Nach Renovierungen 1904/05 errichtete van de Velde 1911 das neue Schulgebäude auf schon bestehendem Erdgeschoss und erreichte mit dem großzügigen Bau das Zusammenspiel von Form und Funktion. Bis heute sind die in die Dachschräge übergehenden Atelierfenster mit sprossenfreier Krümmung und das großzügige Treppenhaus imponierend modern.

UTF-8   Treppenhaus in der Bauhaus Universität
UTF-8 Treppenhaus in der Bauhaus Universität

Gründungsdirektor Walter Gropius wollte nichts Geringeres, als junge Menschen ausbilden, Männer wie Frauen aus aller Welt, um den „Bau der Zukunft“ zu erschaffen. Das Anliegen war, die Grenzen zwischen bildender, darstellender und angewandter Kunst aufzulösen.

Da der „Bau der Zukunft“ von Architekten, Künstlern und Handwerkern gemeinsam verwirklicht werden sollte, mussten alle Studenten eine handwerkliche Lehre aufnehmen, hatten zuvor aber ihre Eignung in einem halbjährigen Vorkurs unter Beweis zu stellen. Der Schweizer Kunstpädagoge Johannes Itten hatte ihn als ein Experimentieren mit Farben, Formen und Materialien entwickelt und sehr dominierend bis 1923 geleitet.

UTF-8   Arbeitszimmer Walter Gropius
UTF-8 Arbeitszimmer Walter Gropius

Nur die Besten kamen in die Werkstätten, arbeiteten zunächst mit Holz, Papier und Wolle. Metall kam erst später hinzu.
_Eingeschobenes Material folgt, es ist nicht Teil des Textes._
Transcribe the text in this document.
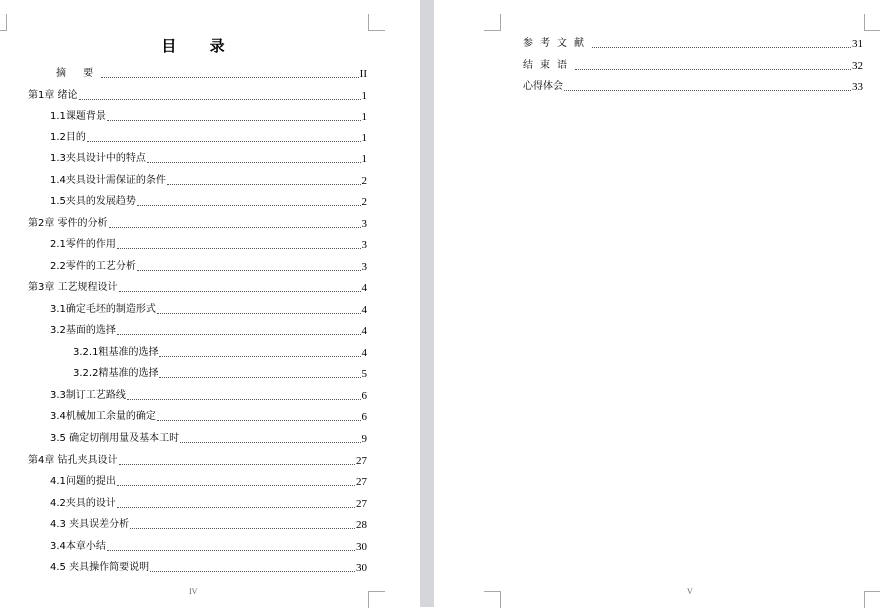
目 录
摘 要	II
第1章 绪论	1
1.1课题背景	1
1.2目的	1
1.3夹具设计中的特点	1
1.4夹具设计需保证的条件	2
1.5夹具的发展趋势	2
第2章 零件的分析	3
2.1零件的作用	3
2.2零件的工艺分析	3
第3章 工艺规程设计	4
3.1确定毛坯的制造形式	4
3.2基面的选择	4
3.2.1粗基准的选择	4
3.2.2精基准的选择	5
3.3制订工艺路线	6
3.4机械加工余量的确定	6
3.5 确定切削用量及基本工时	9
第4章 钻孔夹具设计	27
4.1问题的提出	27
4.2夹具的设计	27
4.3 夹具误差分析	28
3.4本章小结	30
4.5 夹具操作简要说明	30
IV
参考文献	31
结束语	32
心得体会	33
V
Künstler leiteten als „Formmeister“ zusammen mit Handwerkern, den „Werkmeistern“, die Werkstätten. So erhielten die Studenten zum Abschluss ihres Studiums sowohl ein Diplom als auch einen Handwerksbrief.

Das Bauhaus versuchte, qualitativ gute, für viele erschwingliche Produkte herzustellen: Man musste wirtschaftlich erfolgreich sein!

So gestaltete Gropius 1923 für die große Bauhausausstellung sein Arbeitszimmer in der Hochschule als Gesamtkunstwerk, das gleichzeitig die Ideen und die Leistungsfähigkeit der Werkstätten demonstrieren sollte. Wir konnten einen Blick hineinwerfen.

Später brachte uns der Bus zum „Haus Hohe Pappeln“, früher im Grünen am Rand von Weimar gelegen. 1907 hatte van de Velde es für sich und seine 7köpfige Familie entworfen. Er bewohnte dieses ganz auf die Bedürfnisse aller Familienmitglieder zugeschnittene funktionale Gesamtkunstwerk bis 1917, bis das Leben während des 1. Weltkriegs trotz deutschen Passes zu schwierig für ihn und seine belgische Familie wurde. Auch dort hatten wir eine eindrucksvolle Führung, die uns zeigte, wie genial dies frühe „Meisterhaus“ des Jugendstils geplant war, nicht nur die Architektur, auch die Inneneinrichtung, von Tapeten über Möbel bis zu Gebrauchsgegenständen und Kleidung.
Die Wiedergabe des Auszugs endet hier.